If we could change one thing in today’s schools it would be to lessen the test-taking and mandate time for creative activities.
What if our children spent the same amount of hours in art and music classes each year as they now spend on testing (and practicing for tests)? What if schools were put on academic probation when their first-graders can’t use a scissors or sixth-graders can’t play a musical instrument or high school seniors can’t recite a poem from memory?

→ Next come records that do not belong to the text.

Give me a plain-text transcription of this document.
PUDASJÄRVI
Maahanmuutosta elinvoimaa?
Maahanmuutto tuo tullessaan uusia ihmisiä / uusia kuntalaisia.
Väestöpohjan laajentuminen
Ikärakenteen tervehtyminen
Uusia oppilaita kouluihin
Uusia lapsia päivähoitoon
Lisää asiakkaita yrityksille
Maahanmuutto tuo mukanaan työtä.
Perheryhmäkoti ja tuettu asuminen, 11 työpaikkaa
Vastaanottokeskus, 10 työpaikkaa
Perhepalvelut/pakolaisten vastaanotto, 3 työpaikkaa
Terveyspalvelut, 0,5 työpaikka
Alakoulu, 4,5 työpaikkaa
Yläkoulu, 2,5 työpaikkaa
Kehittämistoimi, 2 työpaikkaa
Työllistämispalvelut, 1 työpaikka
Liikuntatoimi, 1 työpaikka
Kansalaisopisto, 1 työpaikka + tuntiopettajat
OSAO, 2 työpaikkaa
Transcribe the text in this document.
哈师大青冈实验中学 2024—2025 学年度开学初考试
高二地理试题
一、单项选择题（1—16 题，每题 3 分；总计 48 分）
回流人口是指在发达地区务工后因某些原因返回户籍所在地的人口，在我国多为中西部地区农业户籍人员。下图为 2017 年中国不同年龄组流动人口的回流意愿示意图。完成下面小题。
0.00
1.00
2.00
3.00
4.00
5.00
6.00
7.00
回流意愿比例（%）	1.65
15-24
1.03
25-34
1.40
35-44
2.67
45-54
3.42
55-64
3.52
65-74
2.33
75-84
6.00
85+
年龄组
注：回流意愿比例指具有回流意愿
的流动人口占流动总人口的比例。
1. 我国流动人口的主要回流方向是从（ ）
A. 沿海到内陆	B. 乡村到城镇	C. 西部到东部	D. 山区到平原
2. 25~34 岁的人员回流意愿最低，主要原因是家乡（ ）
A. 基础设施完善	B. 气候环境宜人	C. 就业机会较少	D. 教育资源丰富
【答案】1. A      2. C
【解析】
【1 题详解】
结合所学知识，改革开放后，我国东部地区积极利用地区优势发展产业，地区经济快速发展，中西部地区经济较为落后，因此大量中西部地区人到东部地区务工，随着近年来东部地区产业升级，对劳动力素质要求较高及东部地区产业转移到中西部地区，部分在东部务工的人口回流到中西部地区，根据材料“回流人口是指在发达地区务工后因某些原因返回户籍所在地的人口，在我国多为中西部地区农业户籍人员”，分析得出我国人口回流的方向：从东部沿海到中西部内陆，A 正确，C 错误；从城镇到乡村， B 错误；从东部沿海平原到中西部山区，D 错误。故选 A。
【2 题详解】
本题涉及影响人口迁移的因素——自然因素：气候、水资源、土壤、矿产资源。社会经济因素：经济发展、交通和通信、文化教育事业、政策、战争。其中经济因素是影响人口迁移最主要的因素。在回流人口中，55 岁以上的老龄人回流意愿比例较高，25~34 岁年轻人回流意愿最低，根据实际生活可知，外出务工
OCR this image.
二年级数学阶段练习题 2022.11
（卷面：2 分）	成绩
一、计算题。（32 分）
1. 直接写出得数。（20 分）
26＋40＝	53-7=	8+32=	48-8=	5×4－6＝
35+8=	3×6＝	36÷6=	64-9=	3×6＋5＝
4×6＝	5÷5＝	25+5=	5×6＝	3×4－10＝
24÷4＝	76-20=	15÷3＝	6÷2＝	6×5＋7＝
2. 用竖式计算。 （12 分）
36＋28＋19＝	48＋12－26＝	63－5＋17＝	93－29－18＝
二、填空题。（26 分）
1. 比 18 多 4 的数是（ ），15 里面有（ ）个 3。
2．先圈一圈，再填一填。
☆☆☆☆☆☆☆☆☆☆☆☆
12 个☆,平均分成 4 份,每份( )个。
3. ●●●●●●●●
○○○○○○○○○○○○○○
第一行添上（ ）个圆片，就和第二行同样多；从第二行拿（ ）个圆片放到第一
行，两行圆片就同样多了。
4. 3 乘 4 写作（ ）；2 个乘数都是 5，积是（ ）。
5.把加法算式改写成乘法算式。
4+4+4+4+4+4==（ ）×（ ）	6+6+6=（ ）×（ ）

Canadian writer Lisa Phillips, author of The Artistic Edge: 7 Skills Children Need to Succeed in an Increasingly Right Brain World, lists on her blog (theartisticedge.ca) the top 10 skills children learn from the arts: (1) creativity (being able to think on their feet and to approach tasks from different perspectives), (2) confidence, (3) problem solving, (4) perseverance, (5) focus, (6) nonverbal communication, (7) the ability to receive constructive feedback, (8) collaboration, (9) dedication and (10) accountability. When children practice creating something collaboratively, Phillips says, they get used to the idea that their actions affect other people. They learn that mistakes happen and are part of the learning process.A recent article in Forbes lists communication skills, creativity, curiosity and the ability to play well with others as essential job skills in today’s market. Ideas, adaptability, collaboration: Children learn those skills when they are immersed in creative activity.
On that note, we send best wishes to the five local Destination ImagiNation (DI) teams who will be spending the last weekend in May at the creative-problem-solving competition’s Global Finals in Knoxville, Tenn. (You can read about them here.)
The rate those 35 DI kids are going, they will be highly employable in a few years.